One exception to this rule is Dish Network's Hopper technology, which essentially hops over commercials completely rather than requiring viewers to fast-forward through them. This technology has given networks cause for concern.
"I don't blame CBS for being upset about Hopper," Brannon told the E-Commerce Times, "but at the same time, the truth is that Dish Network doesn't want to give up ads. Programming costs are spiraling out of control, and the content providers are charging more. This is a way for Dish to punish broadcasters for those high retransmission fees."
How this particular conflict will resolve remains uncertain.
"You can't put everything back in Pandora's Box once it's open, but it is very unlikely Dish can take this much further," said Brannon.
Holding Their Ground
Given that history has proven time and again that new technologies help rather than hurt the entertainment industry, why is it that the networks continue to be so adversarial? The reason comes down to rising costs.
Most TV shows require large infusions of money, and the last two decades have seen prolonged strikes by writers and actors that shut down production on a number of high-profile shows. Everyone appears to be expecting bigger paychecks, and the money has to come from somewhere.
"There are big entrenched business revenues at stake," Greg Ireland, research manager for multiscreen video at IDC, told the E-Commerce Times. "These are publicly traded companies, and they see these as threats to the business model. They are also very wedded to traditional distribution methods."
Another objection to these new technologies is that they make it more difficult to track eyeballs.
"More people are watching TV, but how do they monetize those other screens?" wondered Ireland. "This is really about how those eyeballs get measured. They're not picked up by the Nielsen ratings, which are what set the ad rates. So how do you determine viewership to set those rates if you can't easily track eyeballs on a tablet or smartphone?"
Going the Cable Route
One solution for Fox could be going to cable, which essentially utilizes one once-feared technology to combat a new technological threat. On the surface, there are a lot of issues at stake, including affiliate commitments, FCC requirements, and all the hurdles involved in taking free-over-the-air TV and putting it behind some form of paywall.
This is complicated, because in the early days of cable TV, the cable providers were subject to a must-carry rule that required them to pick up the local stations. Now, though, the networks are charging those retransmission fees.
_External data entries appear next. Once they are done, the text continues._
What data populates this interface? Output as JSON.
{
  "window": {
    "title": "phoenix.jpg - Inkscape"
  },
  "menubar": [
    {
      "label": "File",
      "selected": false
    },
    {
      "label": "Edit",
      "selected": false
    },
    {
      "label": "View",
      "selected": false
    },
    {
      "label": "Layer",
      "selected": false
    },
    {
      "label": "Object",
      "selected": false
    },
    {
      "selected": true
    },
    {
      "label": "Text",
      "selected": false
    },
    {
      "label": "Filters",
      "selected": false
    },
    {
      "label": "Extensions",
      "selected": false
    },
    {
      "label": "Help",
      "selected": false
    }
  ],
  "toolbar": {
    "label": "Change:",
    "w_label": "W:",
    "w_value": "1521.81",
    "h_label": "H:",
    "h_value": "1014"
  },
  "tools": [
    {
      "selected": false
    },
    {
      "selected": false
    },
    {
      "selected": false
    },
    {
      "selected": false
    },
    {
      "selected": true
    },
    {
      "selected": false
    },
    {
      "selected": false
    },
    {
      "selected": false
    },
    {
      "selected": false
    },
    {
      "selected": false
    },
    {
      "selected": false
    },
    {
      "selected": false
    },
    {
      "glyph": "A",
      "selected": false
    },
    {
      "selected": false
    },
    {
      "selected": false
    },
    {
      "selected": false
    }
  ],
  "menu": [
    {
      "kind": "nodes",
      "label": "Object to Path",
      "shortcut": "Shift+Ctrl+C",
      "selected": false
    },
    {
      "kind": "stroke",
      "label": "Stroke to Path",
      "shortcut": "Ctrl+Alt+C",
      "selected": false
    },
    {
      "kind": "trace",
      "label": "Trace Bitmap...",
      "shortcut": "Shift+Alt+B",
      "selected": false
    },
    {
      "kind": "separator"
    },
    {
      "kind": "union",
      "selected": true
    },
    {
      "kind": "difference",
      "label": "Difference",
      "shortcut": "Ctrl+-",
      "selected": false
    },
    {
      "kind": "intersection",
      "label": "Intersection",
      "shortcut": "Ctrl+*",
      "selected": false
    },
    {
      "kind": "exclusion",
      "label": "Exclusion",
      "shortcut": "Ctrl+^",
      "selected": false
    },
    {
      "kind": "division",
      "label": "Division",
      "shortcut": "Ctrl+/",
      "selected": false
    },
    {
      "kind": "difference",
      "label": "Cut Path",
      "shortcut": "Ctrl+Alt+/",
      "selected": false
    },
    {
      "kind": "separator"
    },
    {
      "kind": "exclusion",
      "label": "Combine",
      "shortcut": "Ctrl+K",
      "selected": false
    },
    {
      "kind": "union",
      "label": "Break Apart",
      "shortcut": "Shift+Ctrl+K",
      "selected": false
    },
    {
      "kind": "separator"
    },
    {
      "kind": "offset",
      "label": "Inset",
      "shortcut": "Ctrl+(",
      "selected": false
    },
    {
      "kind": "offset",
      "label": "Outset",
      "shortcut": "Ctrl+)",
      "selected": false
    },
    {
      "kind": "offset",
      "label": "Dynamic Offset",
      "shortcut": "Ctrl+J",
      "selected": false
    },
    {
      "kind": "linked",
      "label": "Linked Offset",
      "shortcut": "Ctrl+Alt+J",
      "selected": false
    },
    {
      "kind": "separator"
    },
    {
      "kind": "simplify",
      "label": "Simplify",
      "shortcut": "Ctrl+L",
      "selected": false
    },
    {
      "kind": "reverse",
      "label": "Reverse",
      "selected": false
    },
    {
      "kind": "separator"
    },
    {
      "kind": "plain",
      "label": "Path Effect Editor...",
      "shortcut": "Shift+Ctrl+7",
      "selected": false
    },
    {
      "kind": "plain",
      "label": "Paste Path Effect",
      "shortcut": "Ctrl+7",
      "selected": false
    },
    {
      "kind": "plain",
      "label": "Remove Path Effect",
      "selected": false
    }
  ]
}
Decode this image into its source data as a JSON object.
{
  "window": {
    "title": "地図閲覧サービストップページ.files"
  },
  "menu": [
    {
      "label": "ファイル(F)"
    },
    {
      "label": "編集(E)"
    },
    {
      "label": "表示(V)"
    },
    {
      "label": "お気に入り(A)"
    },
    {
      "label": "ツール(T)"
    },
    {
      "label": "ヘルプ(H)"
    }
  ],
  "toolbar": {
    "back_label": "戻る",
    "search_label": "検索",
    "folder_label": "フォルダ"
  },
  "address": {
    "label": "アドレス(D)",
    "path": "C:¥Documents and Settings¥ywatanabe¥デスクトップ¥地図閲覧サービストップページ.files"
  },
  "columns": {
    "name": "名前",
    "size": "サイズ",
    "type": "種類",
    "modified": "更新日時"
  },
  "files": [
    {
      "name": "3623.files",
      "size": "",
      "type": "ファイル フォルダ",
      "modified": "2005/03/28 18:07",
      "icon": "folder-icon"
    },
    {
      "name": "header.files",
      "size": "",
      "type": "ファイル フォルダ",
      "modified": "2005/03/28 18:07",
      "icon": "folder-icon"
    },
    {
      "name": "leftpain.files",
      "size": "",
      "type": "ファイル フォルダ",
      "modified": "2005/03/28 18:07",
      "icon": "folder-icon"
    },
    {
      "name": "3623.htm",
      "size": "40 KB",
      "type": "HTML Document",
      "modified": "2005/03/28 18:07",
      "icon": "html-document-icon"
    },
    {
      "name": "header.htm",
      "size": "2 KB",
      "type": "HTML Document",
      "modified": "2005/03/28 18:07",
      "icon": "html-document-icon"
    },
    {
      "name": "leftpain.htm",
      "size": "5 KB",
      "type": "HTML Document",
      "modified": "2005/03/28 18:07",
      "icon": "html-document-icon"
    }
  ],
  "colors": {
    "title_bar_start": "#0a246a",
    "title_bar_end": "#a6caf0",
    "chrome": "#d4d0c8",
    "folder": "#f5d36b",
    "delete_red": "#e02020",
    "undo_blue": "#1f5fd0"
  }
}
The situation is further complicated because HBO and some basic cable channels, such as AMC, are now producing original content that competes with the fare offered by the networks. Could FOX, CBS and Univision simply go to a pay model? While it is unlikely that Fox and its affiliates could make a full transition they could pull the content. "The models are slightly different today," said Joel Espelien, senior analyst at The Diffusion Group.
"We're asking the wrong question as to whether Fox could go 100 percent dark. Instead, Fox could migrate their high-profile content behind the paywall," he suggested.
"Sports could be very much where it starts," Espelien told the E-Commerce Times. "There is no constitutional right to the NFL. So if Fox wanted to take the NFL to cable I see nothing that could stop them from doing it."
In fact, the precedent could already be set. ABC, which historically carried Monday Night Football, in recent years "relegated" that content to its cable partner ESPN. Likewise, TNT, which is owned by Time Warner, carries much of the NBA season.
"Sports is the absolute killer," Espelien added, "There is no limit to what they could put behind the paywall. From here, it could take Fox and make it a Fox-Lite to promote the good stuff behind the paywall."